To nie Ty. To są kompleksy innych. Nauczyłaś się pod wpływem krytyki, żeby dążyć do doskonałości, bo tylko taki obraz uchroni Cię przed emocjonalną porażką. Świetnie opisuje to dr Kristin Neff w swojej książce pt.; „Jak być dobrym dla siebie. Życie bez presji otoczenia, przygnębienia i poczucia winy” [TU znajdziesz e-booka w dobrej cenie]. Polecam Ci tą książkę, bo ma ona realny wpływ na zrozumienie w jaki sposób Twój umysł poradził sobie z dużą dozą krytyki kierowaną do Ciebie przez lata, jak ta krytyka wpłynęła na Twoje poostrzeganie świata, oraz w jaki sposób można uwolnić się z tej pętli przyczynowo – skutkowej i ZACZĄĆ ŻYĆ WŁASNYM ŻYCIEM.

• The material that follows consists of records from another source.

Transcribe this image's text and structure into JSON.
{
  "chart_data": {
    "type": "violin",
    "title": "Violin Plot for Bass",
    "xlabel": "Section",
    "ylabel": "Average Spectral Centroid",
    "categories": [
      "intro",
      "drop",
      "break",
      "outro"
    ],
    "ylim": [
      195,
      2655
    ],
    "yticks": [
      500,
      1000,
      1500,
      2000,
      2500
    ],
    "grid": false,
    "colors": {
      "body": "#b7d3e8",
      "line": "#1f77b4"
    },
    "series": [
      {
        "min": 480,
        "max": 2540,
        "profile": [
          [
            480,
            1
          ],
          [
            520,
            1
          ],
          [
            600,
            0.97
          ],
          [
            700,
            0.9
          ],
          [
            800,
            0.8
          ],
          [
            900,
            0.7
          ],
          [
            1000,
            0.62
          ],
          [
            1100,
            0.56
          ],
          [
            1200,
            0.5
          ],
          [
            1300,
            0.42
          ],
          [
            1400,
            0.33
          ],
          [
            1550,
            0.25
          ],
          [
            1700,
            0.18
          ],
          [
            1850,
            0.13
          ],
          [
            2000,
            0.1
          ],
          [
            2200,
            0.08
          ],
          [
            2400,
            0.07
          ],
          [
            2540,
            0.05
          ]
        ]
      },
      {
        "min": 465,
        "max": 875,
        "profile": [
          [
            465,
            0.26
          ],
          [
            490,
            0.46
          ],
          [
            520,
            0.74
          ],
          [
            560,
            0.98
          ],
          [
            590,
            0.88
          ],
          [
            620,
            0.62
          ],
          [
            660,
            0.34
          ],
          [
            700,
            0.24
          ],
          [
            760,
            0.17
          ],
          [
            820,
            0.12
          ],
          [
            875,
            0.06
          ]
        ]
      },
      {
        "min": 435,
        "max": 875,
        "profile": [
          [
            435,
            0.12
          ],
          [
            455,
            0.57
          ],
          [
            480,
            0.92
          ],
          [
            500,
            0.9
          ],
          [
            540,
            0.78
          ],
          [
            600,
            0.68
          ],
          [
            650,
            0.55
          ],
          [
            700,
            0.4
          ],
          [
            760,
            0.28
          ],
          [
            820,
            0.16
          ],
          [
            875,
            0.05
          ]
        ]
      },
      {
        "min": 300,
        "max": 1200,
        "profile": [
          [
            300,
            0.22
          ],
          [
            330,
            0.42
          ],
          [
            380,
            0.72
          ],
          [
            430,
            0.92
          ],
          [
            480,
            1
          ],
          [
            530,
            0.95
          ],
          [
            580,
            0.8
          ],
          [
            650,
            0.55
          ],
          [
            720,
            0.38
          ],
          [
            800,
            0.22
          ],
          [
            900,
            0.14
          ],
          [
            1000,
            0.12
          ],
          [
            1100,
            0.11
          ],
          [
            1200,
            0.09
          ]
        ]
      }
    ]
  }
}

Przerwij to, podejmij decyzję, że wracasz do siebie. To jedyny właściwy kierunek. Masz do tego prawo.

Masz prawo być i ładna i brzydka.
Masz prawo być i mądra i głupia.
Masz prawo być wrażliwa i silna.
Masz prawo być …………………………..
[tu możesz wstawić swoje przekonania z którymi sie zmagasz]

Pozwól sobie na to. Pozwól sobie być w tej dualności. Tylko w taki sposób żyjesz, doświadczasz obfitości swego istnienia. Tylko w taki sposób zbierasz swoje unikalne doświadczenia życiowe.